Lo spreco delle risorse comunitarie nelle regioni del mezzogiorno d’Italia è sotto gli occhi di tutti. In tempi non sospetti abbiamo denunciato il rischio che, per la prima volta nella storia, saremmo stati costretti a restituire all’Europa le risorse non spese.

In una fase in cui quelle europee rappresentano le uniche risorse disponibili per costruire una strategia di crescita, la giunta regionale campana si è dimostrata colpevolmente incapace. Occorre un cambio di passo, che garantisca l’assorbimento delle risorse dell’attuale programmazione e che, soprattutto, sia capace di gettare basi solide e concrete per realizzare interventi incisivi e strutturali nella prossima. Per fare questo è fondamentale coinvolgere fin dalle prime fasi gli enti locali, a cominciare dai comuni e dai cittadini, i soli in grado di comprendere e trasmettere le reali esigenze del territorio, dando alla progettazione la necessaria aderenza con il contesto.

Le politiche europee vengono spesso considerate avulse dal contesto quotidiano e ininfluenti sulla politica nazionale. Eppure, un impegno come il Fiscal Compact potrebbe influire enormemente sulle scelte macroeconomiche che saranno compiute in Italia nei prossimi anni: come pensa di porsi nei confronti di tale patto, e crede che ci possano ragionevolmente essere dei margini di manovra per dare al Paese maggiore flessibilità di bilancio?

Io personalmente, assieme alla totalità del gruppo S&D, mi sono opposto a tutti quei provvedimenti – a cominciare dal cosiddetto six-pack – dai quali ha avuto origine il fiscal compact che essendo un accordo tra stati membri non è stato votato dal parlamento europeo. Mi sono opposto e ho votato contro perché non ne condividevo l’impianto socio-economico, in generale, e nello specifico perché, fermo restando il rispetto dei parametri macroeconomici, è necessario introdurre una flessibilità intelligente, che consenta, cioè, di discernere tra spese correnti e quegli investimenti strutturali, capaci di generare un circuito virtuoso, che vanno salvaguardati e tenuti fuori dal calcolo del deficit. È urgente l’introduzione di una golden rule per i fondi strutturali, che escluda il cofinanziamento nazionale dal calcolo dei vincoli per il patto di stabilità. In questo modo potrebbe essere la stessa commissione europea a certificare che i soldi siano stati effettivamente spesi per investimenti produttivi, capaci di generare ripresa economica e nuova occupazione.

Disoccupazione giovanile, scarsa propensione all’investimento in R&S, tagli continui all’Istruzione: da più parti ormai si sostiene che questo non sia più un “Paese per giovani”, e i nostri ragazzi sono costretti ad emigrare o a latitare nell’inattività.
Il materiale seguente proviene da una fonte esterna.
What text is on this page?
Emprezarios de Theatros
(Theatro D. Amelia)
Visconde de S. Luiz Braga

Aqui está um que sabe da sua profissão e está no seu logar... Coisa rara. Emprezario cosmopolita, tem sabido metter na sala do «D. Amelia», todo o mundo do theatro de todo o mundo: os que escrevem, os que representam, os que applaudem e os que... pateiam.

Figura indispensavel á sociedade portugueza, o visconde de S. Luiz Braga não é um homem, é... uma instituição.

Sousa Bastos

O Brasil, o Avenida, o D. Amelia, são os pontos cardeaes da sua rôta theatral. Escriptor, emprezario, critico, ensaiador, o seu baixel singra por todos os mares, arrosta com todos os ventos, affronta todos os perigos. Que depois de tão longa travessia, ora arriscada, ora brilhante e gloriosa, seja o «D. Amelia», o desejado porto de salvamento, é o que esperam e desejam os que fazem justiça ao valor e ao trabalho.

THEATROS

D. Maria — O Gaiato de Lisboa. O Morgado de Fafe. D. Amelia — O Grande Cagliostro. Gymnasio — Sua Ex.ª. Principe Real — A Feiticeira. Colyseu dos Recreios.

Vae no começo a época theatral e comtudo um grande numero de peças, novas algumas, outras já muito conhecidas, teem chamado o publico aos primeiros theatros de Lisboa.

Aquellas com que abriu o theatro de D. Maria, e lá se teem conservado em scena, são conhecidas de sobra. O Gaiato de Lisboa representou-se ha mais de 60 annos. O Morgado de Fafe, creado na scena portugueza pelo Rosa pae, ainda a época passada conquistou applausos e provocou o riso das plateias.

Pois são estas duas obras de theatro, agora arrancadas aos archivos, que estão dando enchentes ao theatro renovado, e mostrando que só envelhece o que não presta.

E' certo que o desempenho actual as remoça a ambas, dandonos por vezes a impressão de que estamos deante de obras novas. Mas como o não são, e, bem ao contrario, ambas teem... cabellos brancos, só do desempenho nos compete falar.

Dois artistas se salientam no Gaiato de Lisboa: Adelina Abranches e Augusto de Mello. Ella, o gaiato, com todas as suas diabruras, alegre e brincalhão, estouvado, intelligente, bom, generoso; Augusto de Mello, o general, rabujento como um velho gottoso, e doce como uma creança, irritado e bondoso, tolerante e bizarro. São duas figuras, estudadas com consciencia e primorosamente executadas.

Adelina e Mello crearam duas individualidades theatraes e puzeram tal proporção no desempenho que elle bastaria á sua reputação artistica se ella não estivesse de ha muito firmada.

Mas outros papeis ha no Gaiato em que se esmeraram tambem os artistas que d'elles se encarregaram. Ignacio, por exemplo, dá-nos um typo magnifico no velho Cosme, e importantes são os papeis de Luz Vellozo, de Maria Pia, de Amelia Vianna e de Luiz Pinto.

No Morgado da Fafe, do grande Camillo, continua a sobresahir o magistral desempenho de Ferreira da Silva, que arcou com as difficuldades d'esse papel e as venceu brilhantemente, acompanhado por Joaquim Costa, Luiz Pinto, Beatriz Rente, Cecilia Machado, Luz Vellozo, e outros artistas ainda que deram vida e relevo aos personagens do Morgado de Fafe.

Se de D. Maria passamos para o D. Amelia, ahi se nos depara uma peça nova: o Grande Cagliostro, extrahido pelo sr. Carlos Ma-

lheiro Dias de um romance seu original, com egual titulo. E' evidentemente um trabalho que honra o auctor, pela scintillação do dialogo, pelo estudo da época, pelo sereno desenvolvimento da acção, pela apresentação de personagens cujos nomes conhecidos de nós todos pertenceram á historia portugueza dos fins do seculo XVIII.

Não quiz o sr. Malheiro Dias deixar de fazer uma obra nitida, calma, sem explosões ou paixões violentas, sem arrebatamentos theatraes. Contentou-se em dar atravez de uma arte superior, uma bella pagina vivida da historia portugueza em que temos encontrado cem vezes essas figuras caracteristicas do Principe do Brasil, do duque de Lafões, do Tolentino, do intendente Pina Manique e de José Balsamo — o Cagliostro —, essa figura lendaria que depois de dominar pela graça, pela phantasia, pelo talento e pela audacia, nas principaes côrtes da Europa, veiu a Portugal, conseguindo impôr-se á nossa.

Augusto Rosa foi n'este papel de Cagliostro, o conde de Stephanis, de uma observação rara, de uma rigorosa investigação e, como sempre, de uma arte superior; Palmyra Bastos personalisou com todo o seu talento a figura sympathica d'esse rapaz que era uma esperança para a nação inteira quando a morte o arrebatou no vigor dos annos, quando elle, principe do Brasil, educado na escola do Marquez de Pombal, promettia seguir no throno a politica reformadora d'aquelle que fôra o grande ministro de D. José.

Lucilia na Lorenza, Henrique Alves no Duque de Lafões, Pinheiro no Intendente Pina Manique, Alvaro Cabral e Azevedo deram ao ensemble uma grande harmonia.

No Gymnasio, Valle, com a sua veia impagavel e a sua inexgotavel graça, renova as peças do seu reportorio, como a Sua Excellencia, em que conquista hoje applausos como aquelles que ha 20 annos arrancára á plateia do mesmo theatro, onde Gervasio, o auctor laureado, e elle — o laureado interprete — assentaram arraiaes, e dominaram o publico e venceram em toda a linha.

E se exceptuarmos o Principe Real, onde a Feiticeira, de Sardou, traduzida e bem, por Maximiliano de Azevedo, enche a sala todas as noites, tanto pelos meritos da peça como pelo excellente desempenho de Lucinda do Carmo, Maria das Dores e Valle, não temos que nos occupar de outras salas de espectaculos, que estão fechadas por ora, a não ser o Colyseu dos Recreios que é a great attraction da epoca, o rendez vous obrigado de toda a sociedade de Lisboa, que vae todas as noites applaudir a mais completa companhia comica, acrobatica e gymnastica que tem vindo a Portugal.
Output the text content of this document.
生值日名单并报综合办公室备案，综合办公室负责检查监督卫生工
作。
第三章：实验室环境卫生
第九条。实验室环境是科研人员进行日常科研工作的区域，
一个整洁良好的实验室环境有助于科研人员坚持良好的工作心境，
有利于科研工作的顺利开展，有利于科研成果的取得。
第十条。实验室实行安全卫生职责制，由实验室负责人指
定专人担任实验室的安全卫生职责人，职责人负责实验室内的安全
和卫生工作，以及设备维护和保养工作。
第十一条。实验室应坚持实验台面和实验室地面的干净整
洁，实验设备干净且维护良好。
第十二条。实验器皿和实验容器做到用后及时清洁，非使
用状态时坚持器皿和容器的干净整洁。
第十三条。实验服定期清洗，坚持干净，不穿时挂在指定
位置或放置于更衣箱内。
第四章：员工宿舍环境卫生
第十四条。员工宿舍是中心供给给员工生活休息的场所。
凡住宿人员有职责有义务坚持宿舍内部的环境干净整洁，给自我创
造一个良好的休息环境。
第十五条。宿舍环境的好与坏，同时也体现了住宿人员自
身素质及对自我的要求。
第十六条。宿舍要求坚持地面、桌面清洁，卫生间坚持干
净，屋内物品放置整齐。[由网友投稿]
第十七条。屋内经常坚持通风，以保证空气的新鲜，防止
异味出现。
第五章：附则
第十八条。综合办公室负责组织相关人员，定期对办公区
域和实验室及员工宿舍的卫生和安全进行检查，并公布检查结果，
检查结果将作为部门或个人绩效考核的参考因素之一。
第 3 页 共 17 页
Pensa che la concertazione europea possa offrire nuovi spazi d’azione, quantomeno recuperando il terreno perduto in questi primi anni, o il problema è destinato a rimanere nei confini nazionali?

Ancora una volta, il problema può essere e deve affrontato e risolto con il sostegno dell’Europa e con il contributo essenziale delle risorse europee, che devono essere concentrate e finalizzate all’ingresso delle giovani generazioni nel mondo del lavoro. Personalmente ho proposto di destinare una quota del fondo sociale europeo per finanziare quello che ho chiamato il contratto unico incentivato. La mia proposta è chiara e netta: aboliamo la formazione professionale, foriera di sprechi e di situazioni opache, e costruiamo un contratto unico incentivato di tre anni per i neoassunti del Sud, più altri tre anni di incentivi per chi assume a tempo indeterminato, che abbatta il costo del lavoro del 50% e dia ad almeno 250mila ragazze e ragazzi un’opportunità di lavoro. Così facciamo ripartire la nostra economia e diamo quella scossa positiva alla nostra economia paralizzata e bloccata in questo momento.